A number of issues can arise from these broad concepts of a change in control. For example, one common question is what "ownership" interests trigger the process. The ownership of voting stock is often clearly within the requirements. However, state requirements also may pick up non-voting equity interests, as well as certain economic ownership interests. Transactions structured as debt financing would not trigger these obligations, because there is no "ownership." But even that is not absolute.

In addition to bright-line triggers, such as an equity stake of 10% or more, states may have a catch-all provision within the definition of "ownership" or "control" that picks up anyone who has the power to direct the management or policies of the licensee. That can have implications for transactions that do not involve any ownership. In particular, most debt financing transactions include certain negative covenants that place limits on the activities or actions of the licensee or the licensee's owners. A common covenant would prohibit the recipient of the financing from liquidating the company's assets. Those covenants are meant to protect the financer's investment, and it is commonly understood those types of limits would not be considered "control" of the licensed company. However, it is not hard to imagine a transaction with covenants and obligations that are so restrictive or broad they rise to the level of "control."

Further, even debt financing transactions with reasonable and typical provisions may not always be excluded from change in control requirements.

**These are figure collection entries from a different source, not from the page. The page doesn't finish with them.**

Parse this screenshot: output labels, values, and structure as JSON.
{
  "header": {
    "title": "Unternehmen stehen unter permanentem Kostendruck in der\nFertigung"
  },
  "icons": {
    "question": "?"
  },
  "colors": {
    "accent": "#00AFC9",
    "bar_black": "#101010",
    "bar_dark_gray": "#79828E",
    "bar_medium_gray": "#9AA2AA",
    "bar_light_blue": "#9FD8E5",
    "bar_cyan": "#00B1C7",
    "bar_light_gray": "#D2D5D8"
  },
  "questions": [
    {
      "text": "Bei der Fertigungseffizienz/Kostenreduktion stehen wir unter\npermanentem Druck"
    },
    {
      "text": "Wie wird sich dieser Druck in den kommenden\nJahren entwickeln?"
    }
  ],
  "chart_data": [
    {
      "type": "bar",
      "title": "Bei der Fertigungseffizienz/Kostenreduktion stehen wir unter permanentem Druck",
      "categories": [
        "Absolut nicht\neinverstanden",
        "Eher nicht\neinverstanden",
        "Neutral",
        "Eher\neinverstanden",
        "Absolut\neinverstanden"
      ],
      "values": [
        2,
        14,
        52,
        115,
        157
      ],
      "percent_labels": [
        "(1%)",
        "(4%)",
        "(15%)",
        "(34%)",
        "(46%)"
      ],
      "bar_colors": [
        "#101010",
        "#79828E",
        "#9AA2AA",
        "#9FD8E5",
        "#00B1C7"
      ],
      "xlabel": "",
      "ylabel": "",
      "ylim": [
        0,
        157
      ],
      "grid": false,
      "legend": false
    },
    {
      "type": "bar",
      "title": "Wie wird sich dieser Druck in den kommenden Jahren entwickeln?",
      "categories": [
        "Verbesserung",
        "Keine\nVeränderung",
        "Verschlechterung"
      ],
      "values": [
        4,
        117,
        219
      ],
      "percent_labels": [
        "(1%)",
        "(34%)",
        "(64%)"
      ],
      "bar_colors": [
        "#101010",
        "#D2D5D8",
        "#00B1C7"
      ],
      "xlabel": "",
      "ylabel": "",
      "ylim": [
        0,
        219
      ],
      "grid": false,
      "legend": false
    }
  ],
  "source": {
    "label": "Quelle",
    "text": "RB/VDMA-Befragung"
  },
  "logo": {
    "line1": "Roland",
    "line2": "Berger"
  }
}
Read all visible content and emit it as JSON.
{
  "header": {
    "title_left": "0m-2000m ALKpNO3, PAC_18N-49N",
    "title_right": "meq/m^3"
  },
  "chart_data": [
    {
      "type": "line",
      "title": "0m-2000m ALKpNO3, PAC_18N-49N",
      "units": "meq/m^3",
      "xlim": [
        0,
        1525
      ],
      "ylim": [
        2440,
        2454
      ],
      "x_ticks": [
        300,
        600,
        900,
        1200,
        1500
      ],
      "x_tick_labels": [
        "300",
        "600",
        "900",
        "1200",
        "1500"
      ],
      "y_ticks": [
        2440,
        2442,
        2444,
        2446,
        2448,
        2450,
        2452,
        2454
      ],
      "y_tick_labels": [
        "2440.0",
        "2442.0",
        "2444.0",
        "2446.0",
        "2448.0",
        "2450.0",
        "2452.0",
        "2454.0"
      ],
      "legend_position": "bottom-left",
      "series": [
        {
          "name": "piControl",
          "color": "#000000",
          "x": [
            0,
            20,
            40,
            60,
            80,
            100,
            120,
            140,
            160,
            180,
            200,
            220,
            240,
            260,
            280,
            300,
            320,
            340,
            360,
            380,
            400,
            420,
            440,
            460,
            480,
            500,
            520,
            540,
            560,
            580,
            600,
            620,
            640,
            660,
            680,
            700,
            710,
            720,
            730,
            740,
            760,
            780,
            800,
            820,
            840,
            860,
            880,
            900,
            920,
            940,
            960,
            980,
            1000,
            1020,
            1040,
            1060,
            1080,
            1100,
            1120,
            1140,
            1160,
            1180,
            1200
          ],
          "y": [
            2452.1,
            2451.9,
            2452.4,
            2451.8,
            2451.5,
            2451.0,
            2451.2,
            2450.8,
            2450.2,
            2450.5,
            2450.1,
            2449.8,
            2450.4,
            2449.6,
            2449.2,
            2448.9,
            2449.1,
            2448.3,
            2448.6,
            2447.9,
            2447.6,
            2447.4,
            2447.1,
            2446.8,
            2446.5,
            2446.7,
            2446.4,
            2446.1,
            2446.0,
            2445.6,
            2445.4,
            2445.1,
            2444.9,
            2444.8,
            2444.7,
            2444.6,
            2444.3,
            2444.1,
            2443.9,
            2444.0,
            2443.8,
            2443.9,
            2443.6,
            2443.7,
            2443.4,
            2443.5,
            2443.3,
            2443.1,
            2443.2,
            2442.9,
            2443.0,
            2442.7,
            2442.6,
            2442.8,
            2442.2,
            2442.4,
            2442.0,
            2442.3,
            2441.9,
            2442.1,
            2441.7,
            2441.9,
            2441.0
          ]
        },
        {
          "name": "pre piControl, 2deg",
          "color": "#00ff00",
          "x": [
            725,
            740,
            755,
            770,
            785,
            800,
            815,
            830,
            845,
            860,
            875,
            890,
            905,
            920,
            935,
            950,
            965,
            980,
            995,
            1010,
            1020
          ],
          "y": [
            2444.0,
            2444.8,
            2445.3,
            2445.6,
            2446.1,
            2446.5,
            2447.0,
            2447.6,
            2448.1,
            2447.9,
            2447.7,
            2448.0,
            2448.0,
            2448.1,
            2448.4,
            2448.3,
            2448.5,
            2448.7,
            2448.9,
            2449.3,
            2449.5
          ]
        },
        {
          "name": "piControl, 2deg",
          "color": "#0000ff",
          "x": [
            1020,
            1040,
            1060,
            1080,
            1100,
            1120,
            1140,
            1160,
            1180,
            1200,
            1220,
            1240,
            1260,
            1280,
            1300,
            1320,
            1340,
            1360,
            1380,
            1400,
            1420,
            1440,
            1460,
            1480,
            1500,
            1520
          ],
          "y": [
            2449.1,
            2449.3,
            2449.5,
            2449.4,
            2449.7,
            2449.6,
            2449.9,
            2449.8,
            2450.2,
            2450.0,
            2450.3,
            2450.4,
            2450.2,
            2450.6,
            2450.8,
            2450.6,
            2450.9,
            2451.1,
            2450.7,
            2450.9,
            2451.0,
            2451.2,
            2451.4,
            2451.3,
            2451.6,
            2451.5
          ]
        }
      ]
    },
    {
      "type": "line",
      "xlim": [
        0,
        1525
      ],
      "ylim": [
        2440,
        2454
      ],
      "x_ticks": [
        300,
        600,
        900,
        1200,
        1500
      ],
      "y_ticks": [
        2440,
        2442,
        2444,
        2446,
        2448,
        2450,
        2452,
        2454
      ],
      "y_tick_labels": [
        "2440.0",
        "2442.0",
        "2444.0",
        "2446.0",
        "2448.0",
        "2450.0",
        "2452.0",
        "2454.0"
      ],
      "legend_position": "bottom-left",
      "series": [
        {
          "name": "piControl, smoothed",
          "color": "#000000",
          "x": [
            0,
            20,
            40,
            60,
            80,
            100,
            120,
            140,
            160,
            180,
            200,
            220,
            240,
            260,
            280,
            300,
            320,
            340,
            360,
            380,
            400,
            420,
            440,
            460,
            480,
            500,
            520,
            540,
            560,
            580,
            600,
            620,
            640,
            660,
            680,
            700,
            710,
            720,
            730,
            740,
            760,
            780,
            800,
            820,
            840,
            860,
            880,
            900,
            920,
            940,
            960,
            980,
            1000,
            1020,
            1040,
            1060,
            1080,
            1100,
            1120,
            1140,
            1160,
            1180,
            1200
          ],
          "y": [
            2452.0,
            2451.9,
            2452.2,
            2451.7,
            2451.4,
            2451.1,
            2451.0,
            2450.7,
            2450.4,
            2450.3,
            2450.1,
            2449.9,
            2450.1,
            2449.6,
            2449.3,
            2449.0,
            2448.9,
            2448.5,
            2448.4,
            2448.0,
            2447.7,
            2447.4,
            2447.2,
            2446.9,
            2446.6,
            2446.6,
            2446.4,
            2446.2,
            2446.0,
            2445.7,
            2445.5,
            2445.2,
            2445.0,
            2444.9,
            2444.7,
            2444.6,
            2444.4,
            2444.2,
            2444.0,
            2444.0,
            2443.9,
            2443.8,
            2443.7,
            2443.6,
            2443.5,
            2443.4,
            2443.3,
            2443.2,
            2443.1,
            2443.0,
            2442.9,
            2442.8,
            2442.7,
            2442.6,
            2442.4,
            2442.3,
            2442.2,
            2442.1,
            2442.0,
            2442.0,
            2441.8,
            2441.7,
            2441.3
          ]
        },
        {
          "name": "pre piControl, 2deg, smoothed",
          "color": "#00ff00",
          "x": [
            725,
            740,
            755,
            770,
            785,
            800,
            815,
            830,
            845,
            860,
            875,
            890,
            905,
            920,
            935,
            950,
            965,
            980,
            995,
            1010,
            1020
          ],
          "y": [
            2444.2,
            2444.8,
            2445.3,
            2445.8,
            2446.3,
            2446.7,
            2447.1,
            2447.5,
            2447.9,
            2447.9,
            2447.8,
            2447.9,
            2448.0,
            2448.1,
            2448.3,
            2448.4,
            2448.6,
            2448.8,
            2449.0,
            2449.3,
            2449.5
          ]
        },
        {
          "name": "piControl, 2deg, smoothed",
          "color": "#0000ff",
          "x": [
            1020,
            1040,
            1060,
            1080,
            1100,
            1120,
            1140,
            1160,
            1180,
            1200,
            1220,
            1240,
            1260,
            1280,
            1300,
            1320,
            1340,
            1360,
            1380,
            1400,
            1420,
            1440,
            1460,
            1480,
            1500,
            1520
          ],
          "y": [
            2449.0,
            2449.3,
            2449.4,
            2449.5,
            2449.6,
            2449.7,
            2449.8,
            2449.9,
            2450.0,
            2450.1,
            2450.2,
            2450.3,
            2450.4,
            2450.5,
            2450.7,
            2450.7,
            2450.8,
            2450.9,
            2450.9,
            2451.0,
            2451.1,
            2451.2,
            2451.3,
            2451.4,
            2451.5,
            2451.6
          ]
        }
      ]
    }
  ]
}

At least one state has adopted a license that obligates the licensee to provide information on any person that lends, provides, or infuses, directly or indirectly, in any way, funds to or into a licensee.

Change in control issues are complex. It can be difficult to determine whether a transaction triggers the process, and if it does, there is also the need to figure out exactly what will be required. Complicating the process, the deals and transactions involved often develop very quickly. As much as possible, companies contemplating a change in control should consult counsel for help identifying and addressing these compliance issues early in the process. Knowledgeable counsel also may be able to advise on ways to structure the deal to mitigate the change in control requirements.